Sustainable Elements in Electric Vehicle Energy Management System: A Study on Visual Interaction Design

To enhance the efficiency of regenerative braking in electric vehicles (EVs) for sustainable development and composite energy systems, a study was conducted on a composite energy system combining batteries, supercapacitors and bidirectional DC/DC converters with conventional control strategies. The composite energy system was improved to feature three regenerative braking modes and a segmented control strategy for regenerative braking was proposed. Different regenerative braking control methods were adopted in three phases: high-speed, medium-speed and low-speed, with transition moments determined by factors such as supercapacitor voltage and motor speed. Smooth braking was achieved through optimization of motor braking current and phase transition timing. Experimental tests on braking conditions were conducted on a mini EV under two different initial braking speeds, comparing conventional and segmented control strategies.

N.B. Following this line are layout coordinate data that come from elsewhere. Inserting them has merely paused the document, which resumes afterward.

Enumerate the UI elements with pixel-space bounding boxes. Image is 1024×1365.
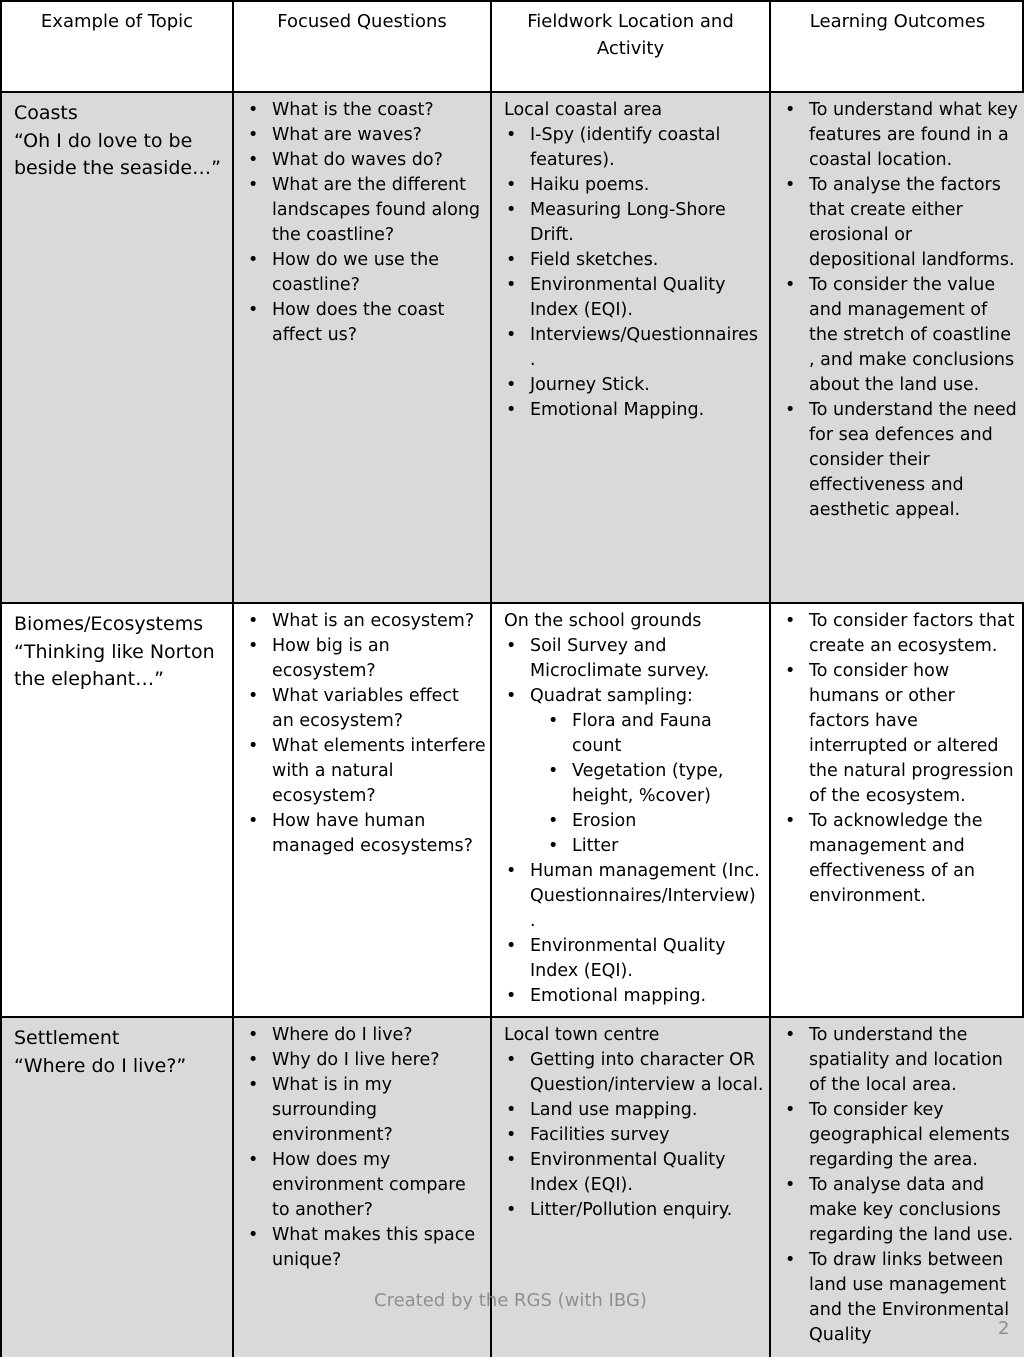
activity-item: • Land use mapping. [504,1098,765,1123]
page-number: 2 [998,1318,1010,1339]
question-item: • What are waves? [246,123,486,148]
question-item: • What elements interfere with a natural ecosystem? [246,734,486,809]
activity-item: • Haiku poems. [504,173,765,198]
sub-activity-item: • Litter [546,834,765,859]
fieldwork-cell [490,602,769,1016]
topic-title: Coasts [14,102,78,124]
activity-item: • Environmental Quality Index (EQI). [504,1148,765,1198]
outcome-item: • To understand what key features are found in a coastal location. [783,98,1020,173]
fieldwork-location: On the school grounds [504,611,702,631]
activity-item: • Measuring Long-Shore Drift. [504,198,765,248]
questions-cell [232,91,490,602]
outcomes-list [783,98,1020,523]
outcome-item: • To consider how humans or other factors have interrupted or altered the natural progression of the ecosystem. [783,659,1020,809]
topic-cell [0,602,232,1016]
outcome-item: • To draw links between land use management and the Environmental Quality [783,1248,1020,1348]
activity-item: • Facilities survey [504,1123,765,1148]
topic-quote: “Where do I live?” [14,1054,187,1077]
activities-list [504,1048,765,1223]
question-item: • What is an ecosystem? [246,609,486,634]
header-outcomes: Learning Outcomes [769,0,1024,91]
question-item: • What variables effect an ecosystem? [246,684,486,734]
question-item: • Why do I live here? [246,1048,486,1073]
activity-item: • Human management (Inc. Questionnaires/Interview) . [504,859,765,934]
question-item: • How have human managed ecosystems? [246,809,486,859]
activity-item: • Journey Stick. [504,373,765,398]
activity-item: • Interviews/Questionnaires . [504,323,765,373]
outcomes-list [783,1023,1020,1348]
activity-item: • Environmental Quality Index (EQI). [504,934,765,984]
header-questions: Focused Questions [232,0,490,91]
outcomes-list [783,609,1020,909]
outcome-item: • To consider key geographical elements regarding the area. [783,1098,1020,1173]
activity-item: • I-Spy (identify coastal features). [504,123,765,173]
fieldwork-location: Local town centre [504,1025,660,1045]
sub-activities-list [504,709,765,859]
footer-credit: Created by the RGS (with IBG) [374,1290,647,1311]
topic-title: Biomes/Ecosystems [14,613,204,635]
activity-item: • Litter/Pollution enquiry. [504,1198,765,1223]
activities-list [504,634,765,709]
outcome-item: • To analyse the factors that create either erosional or depositional landforms. [783,173,1020,273]
outcome-item: • To understand the spatiality and location of the local area. [783,1023,1020,1098]
outcome-item: • To acknowledge the management and effectiveness of an environment. [783,809,1020,909]
question-item: • Where do I live? [246,1023,486,1048]
activity-item: • Environmental Quality Index (EQI). [504,273,765,323]
question-item: • What do waves do? [246,148,486,173]
question-item: • What is in my surrounding environment? [246,1073,486,1148]
activity-item: • Emotional mapping. [504,984,765,1009]
topic-title: Settlement [14,1027,120,1049]
header-topic: Example of Topic [0,0,232,91]
questions-cell [232,602,490,1016]
questions-list [246,98,486,348]
activities-list [504,123,765,423]
activity-item: • Field sketches. [504,248,765,273]
sub-activity-item: • Vegetation (type, height, %cover) [546,759,765,809]
question-item: • What are the different landscapes found along the coastline? [246,173,486,248]
header-fieldwork: Fieldwork Location and Activity [490,0,769,91]
sub-activity-item: • Erosion [546,809,765,834]
question-item: • What makes this space unique? [246,1223,486,1273]
sub-activity-item: • Flora and Fauna count [546,709,765,759]
question-item: • How does the coast affect us? [246,298,486,348]
activities-list [504,859,765,1009]
outcome-item: • To analyse data and make key conclusions regarding the land use. [783,1173,1020,1248]
outcome-item: • To consider factors that create an ecosystem. [783,609,1020,659]
topic-cell [0,91,232,602]
questions-list [246,609,486,859]
topic-quote: “Thinking like Norton the elephant…” [14,640,215,690]
question-item: • How big is an ecosystem? [246,634,486,684]
activity-item: • Emotional Mapping. [504,398,765,423]
activity-item: • Soil Survey and Microclimate survey. [504,634,765,684]
topic-quote: “Oh I do love to be beside the seaside…” [14,129,221,179]
topic-cell [0,1016,232,1357]
outcome-item: • To consider the value and management of the stretch of coastline , and make conclusions about the land use. [783,273,1020,398]
outcomes-cell [769,602,1024,1016]
fieldwork-location: Local coastal area [504,100,663,120]
question-item: • How do we use the coastline? [246,248,486,298]
question-item: • How does my environment compare to another? [246,1148,486,1223]
outcomes-cell [769,91,1024,602]
question-item: • What is the coast? [246,98,486,123]
activity-item: • Quadrat sampling: [504,684,765,709]
fieldwork-cell [490,91,769,602]
activity-item: • Getting into character OR Question/interview a local. [504,1048,765,1098]
outcomes-cell [769,1016,1024,1357]
outcome-item: • To understand the need for sea defences and consider their effectiveness and aesthetic appeal. [783,398,1020,523]
questions-list [246,1023,486,1273]
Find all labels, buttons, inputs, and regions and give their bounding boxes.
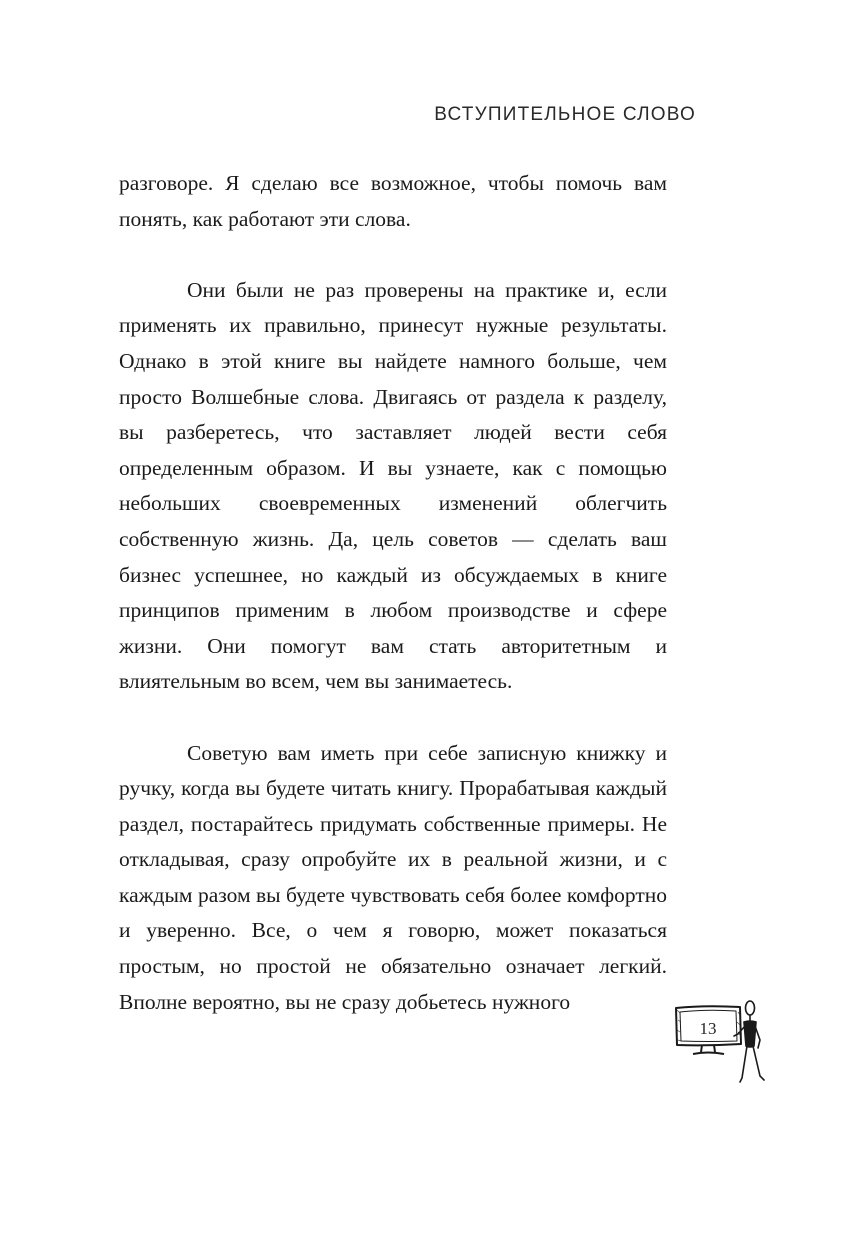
page-number: 13 [699,1019,717,1038]
body-text [119,166,667,1056]
running-head-title: ВСТУПИТЕЛЬНОЕ СЛОВО [434,104,696,125]
paragraph-2: Они были не раз проверены на практике и, если применять их правильно, принесут нужные результаты. Однако в этой книге вы найдете намного больше, чем просто Волшебные слова. Двигаясь от раздела к разделу, вы разберетесь, что заставляет людей вести себя определенным образом. И вы узнаете, как с помощью небольших своевременных изменений облегчить собственную жизнь. Да, цель советов — сделать ваш бизнес успешнее, но каждый из обсуждаемых в книге принципов применим в любом производстве и сфере жизни. Они помогут вам стать авторитетным и влиятельным во всем, чем вы занимаетесь. [119,277,667,694]
paragraph-1: разговоре. Я сделаю все возможное, чтобы помочь вам понять, как работают эти слова. [119,171,667,231]
paragraph-3: Советую вам иметь при себе записную книжку и ручку, когда вы будете читать книгу. Прорабатывая каждый раздел, постарайтесь придумать собственные примеры. Не откладывая, сразу опробуйте их в реальной жизни, и с каждым разом вы будете чувствовать себя более комфортно и уверенно. Все, о чем я говорю, может показаться простым, но простой не обязательно означает легкий. Вполне вероятно, вы не сразу добьетесь нужного [119,740,667,1014]
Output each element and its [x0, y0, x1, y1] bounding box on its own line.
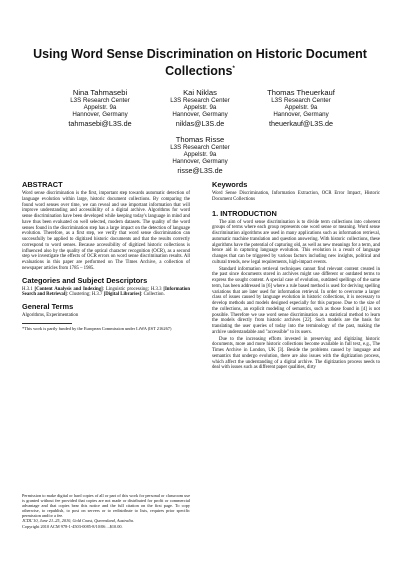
category-name: [Digital Libraries] — [103, 292, 142, 298]
category-name: [Content Analysis and Indexing] — [34, 286, 103, 292]
right-column — [212, 180, 380, 372]
categories-heading: Categories and Subject Descriptors — [22, 275, 148, 285]
author-3 — [236, 88, 366, 128]
abstract-heading: ABSTRACT — [22, 180, 63, 189]
general-terms-text: Algorithms, Experimentation — [22, 313, 79, 318]
author-email: theuerkauf@L3S.de — [268, 118, 334, 128]
categories-list — [22, 287, 190, 299]
author-name: Thomas Risse — [175, 135, 225, 144]
intro-paragraph-2: Standard information retrieval techniques cannot find relevant content created in the past since documents stored in archives might use different or outdated terms to express the sought content. A special case of evolution, outdated spellings of the same term, has been addressed in [6] where a rule based method is used for deriving spelling variations that are later used for information retrieval. In order to overcome a larger class of issues caused by language evolution in historic collections, it is necessary to develop methods and models designed especially for this purpose. Due to the size of the collections, an explicit modeling of semantics, such as those found in [4] is not possible. Therefore we use word sense discrimination as a statistical method to learn the models directly from historic archives [22]. Such models are the basis for translating the user queries of today into the terminology of the past, making the archive understandable and "accessible" to its users. — [212, 266, 380, 335]
author-street: Appelstr. 9a — [183, 151, 217, 159]
author-city: Hannover, Germany — [72, 111, 128, 119]
general-terms-heading: General Terms — [22, 302, 74, 311]
paper-title — [20, 47, 380, 79]
category-desc: : Linguistic processing; — [102, 286, 149, 292]
author-affiliation: L3S Research Center — [170, 144, 230, 151]
category-desc: : Clustering; — [66, 292, 91, 298]
author-email: niklas@L3S.de — [175, 118, 225, 128]
title-text: Using Word Sense Discrimination on Historic Document Collections — [33, 47, 367, 79]
author-email: tahmasebi@L3S.de — [68, 118, 132, 128]
venue-text: JCDL'10, June 21–25, 2010, Gold Coast, Queensland, Australia. — [22, 518, 134, 524]
abstract-text: Word sense discrimination is the first, important step towards automatic detection of language evolution within large, historic document collections. By comparing the found word senses over time, we can reveal and use important information that will improve understanding and accessibility of a digital archive. Algorithms for word sense discrimination have been developed while keeping today's language in mind and have thus been evaluated on well selected, modern datasets. The quality of the word senses found in the discrimination step has a large impact on the detection of language evolution. Therefore, as a first step, we verify that word sense discrimination can successfully be applied to digitized historic documents and that the results correctly correspond to word senses. Because accessibility of digitized historic collections is influenced also by the quality of the optical character recognition (OCR), as a second step we investigate the effects of OCR errors on word sense discrimination results. All evaluations in this paper are performed on The Times Archive, a collection of newspaper articles from 1785 – 1985. — [22, 191, 190, 271]
author-affiliation: L3S Research Center — [170, 97, 230, 104]
intro-paragraph-3: Due to the increasing efforts invested in preserving and digitizing historic documents, more and more historic collections become available in full text, e.g., The Times Archive in London, UK [3]. Beside the problems caused by language and semantics that undergo evolution, there are also issues with the digitization process, which affect the understanding of a digital archive. The digitization process needs to deal with issues such as different paper qualities, dirty — [212, 336, 380, 371]
footnote-rule — [22, 323, 72, 324]
category-id: H.3.7 — [91, 292, 103, 298]
category-desc: : Collection. — [141, 292, 165, 298]
keywords-heading: Keywords — [212, 180, 248, 189]
author-name: Kai Niklas — [183, 88, 217, 97]
author-city: Hannover, Germany — [172, 111, 228, 119]
author-street: Appelstr. 9a — [284, 104, 318, 112]
title-footnote-mark: * — [232, 66, 235, 72]
author-name: Thomas Theuerkauf — [267, 88, 335, 97]
author-email: risse@L3S.de — [177, 165, 223, 175]
author-street: Appelstr. 9a — [183, 104, 217, 112]
intro-paragraph-1: The aim of word sense discrimination is to divide term collections into coherent groups of terms where each group represents one word sense or meaning. Word sense discrimination algorithms are used in many applications such as information retrieval, automatic machine translation and question answering. With historic collections, these algorithms have the potential of capturing old, as well as new meanings for a term, and hence aid in capturing language evolution. This evolution is a result of language changes that can be triggered by various factors including new insights, political and cultural trends, new legal requirements, high-impact events. — [212, 219, 380, 265]
author-city: Hannover, Germany — [273, 111, 329, 119]
author-city: Hannover, Germany — [172, 158, 228, 166]
author-4 — [135, 135, 265, 175]
author-affiliation: L3S Research Center — [70, 97, 130, 104]
funding-footnote: *This work is partly funded by the European Commission under LiWA (IST 216267) — [22, 325, 172, 331]
category-name: [Information Search and Retrieval] — [22, 286, 190, 298]
left-column — [22, 180, 190, 332]
author-name: Nina Tahmasebi — [72, 88, 128, 97]
category-id: H.3.1 — [22, 286, 33, 292]
keywords-text: Word Sense Discrimination, Information Extraction, OCR Error Impact, Historic Document Collections — [212, 191, 380, 202]
permission-block — [22, 493, 190, 529]
introduction-heading: 1. INTRODUCTION — [212, 208, 277, 218]
permission-text: Permission to make digital or hard copies of all or part of this work for personal or classroom use is granted without fee provided that copies are not made or distributed for profit or commercial advantage and that copies bear this notice and the full citation on the first page. To copy otherwise, to republish, to post on servers or to redistribute to lists, requires prior specific permission and/or a fee. — [22, 493, 190, 519]
author-street: Appelstr. 9a — [83, 104, 117, 112]
author-block — [0, 88, 400, 178]
copyright-text: Copyright 2010 ACM 978-1-4503-0085-8/10/06 ...$10.00. — [22, 523, 123, 529]
author-affiliation: L3S Research Center — [271, 97, 331, 104]
category-id: H.3.3 — [150, 286, 162, 292]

Results showed that under the segmented control strategy, the mini EV achieved stable braking and enhanced energy recovery efficiency. By designing a system that enables intelligent mobile terminals, in-vehicle interaction terminals and precise charging terminals to interact and share information, information becomes perceptible and comprehensible. A user-friendly visual design, intelligent navigation and trip planning contribute to the efficient allocation of charging resources. Additionally, Augmented Reality Head-Up Display (AR HUD) technology aids users in achieving optimal driving operations, making "range anxiety" more manageable.